Effect of 1, 25 dihydroxyvitamin D3 on matrix metalloproteinases MMP-7, MMP-9 and the inhibitor TIMP-1 in pulmonary tuberculosis

Matrix metalloproteinases (MMPs) play a vital role in the pathogenesis of several inflammatory diseases including tuberculosis through tissue remodeling. 1, 25(OH)2D3 has several well recognized biological functions including suppression of MMP production. The influence of 1, 25(OH)2D3 on MMP-7, MMP-9 and tissue inhibitor of metalloproteinase-1 (TIMP-1), production was studied in 43 pulmonary tuberculosis (PTB) patients and 44 healthy controls (HC). Peripheral blood mononuclear cells (PBMCs) were cultured with culture filtrate antigen (CFA) of Mycobacterium tuberculosis (MTB) and live MTB with or without 1, 25(OH)2D3 (10− 7 M) for 48 h and the culture supernatants were assayed for MMP-7, MMP-9, TIMP-1 and cytokines IFN-γ and TNF-α using ELISA. In HC and PTB, the levels of MMP-7, MMP-9 and TIMP-1 were not altered by CFA and live MTB stimulation in both groups.
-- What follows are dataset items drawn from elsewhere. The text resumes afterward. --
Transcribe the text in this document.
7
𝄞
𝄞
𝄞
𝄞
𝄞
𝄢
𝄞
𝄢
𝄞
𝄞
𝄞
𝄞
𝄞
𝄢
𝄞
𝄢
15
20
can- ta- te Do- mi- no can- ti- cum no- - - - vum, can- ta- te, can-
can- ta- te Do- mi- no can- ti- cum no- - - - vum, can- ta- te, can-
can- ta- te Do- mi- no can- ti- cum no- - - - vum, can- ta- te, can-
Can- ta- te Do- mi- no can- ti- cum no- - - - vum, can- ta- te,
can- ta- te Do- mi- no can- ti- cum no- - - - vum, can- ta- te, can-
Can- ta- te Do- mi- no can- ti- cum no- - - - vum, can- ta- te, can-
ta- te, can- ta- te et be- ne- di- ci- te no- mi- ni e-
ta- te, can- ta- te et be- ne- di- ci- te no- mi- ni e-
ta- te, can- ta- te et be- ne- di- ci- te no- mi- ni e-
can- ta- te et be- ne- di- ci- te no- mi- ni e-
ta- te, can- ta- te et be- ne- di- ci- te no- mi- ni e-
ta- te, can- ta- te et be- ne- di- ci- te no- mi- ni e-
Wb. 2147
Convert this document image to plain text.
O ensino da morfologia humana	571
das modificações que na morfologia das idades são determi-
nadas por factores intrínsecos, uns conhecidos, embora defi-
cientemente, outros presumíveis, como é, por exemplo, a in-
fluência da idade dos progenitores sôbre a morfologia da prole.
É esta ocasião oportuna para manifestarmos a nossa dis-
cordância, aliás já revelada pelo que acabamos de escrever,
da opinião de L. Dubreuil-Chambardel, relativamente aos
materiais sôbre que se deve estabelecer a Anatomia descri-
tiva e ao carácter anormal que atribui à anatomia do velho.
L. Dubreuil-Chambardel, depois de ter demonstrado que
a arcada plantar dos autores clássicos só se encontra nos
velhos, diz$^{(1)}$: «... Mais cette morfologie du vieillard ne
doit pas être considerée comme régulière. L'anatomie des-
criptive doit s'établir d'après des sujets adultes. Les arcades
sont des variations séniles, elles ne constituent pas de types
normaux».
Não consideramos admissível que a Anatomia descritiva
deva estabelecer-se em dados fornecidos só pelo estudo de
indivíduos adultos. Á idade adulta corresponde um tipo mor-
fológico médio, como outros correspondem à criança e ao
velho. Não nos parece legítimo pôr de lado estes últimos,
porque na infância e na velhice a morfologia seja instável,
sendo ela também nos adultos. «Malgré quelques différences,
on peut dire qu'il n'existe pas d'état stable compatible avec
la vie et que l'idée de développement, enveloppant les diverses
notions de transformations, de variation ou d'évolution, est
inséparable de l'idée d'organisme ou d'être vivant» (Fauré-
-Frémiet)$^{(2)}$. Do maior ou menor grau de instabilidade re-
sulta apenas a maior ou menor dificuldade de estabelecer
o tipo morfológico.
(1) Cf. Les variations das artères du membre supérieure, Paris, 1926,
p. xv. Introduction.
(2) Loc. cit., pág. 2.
However, a significant decrease in the spontaneous production of MMP-7 (p = 0.007), and an increase in MMP-9 (p = 0.07) and TIMP-1 (p = 0.0001) were observed in PTB patients as compared to HC. Vitamin D3 significantly reduced the MMP-7 (p = 0.0001) and MMP-9 (p = 0.0001) and increased the TIMP-1 (p = 0.005) level in antigen stimulated and unstimulated cultures of PTB as compared to HC. A significant positive correlation between MMP-9 and IFN-γ was observed in unstimulated cultures of both HC (p = 0.05) and PTB patients (p = 0.0007). The present study suggests that 1, 25(OH)2D3 suppresses the production of MMPs and enhances the level of TIMP-1 in tuberculosis. The present study suggests that 1, 25(OH)2D3 may probably play an important role in the pathological process in tuberculosis by downregulating the levels of MMPs and upregulating the levels of TIMPs.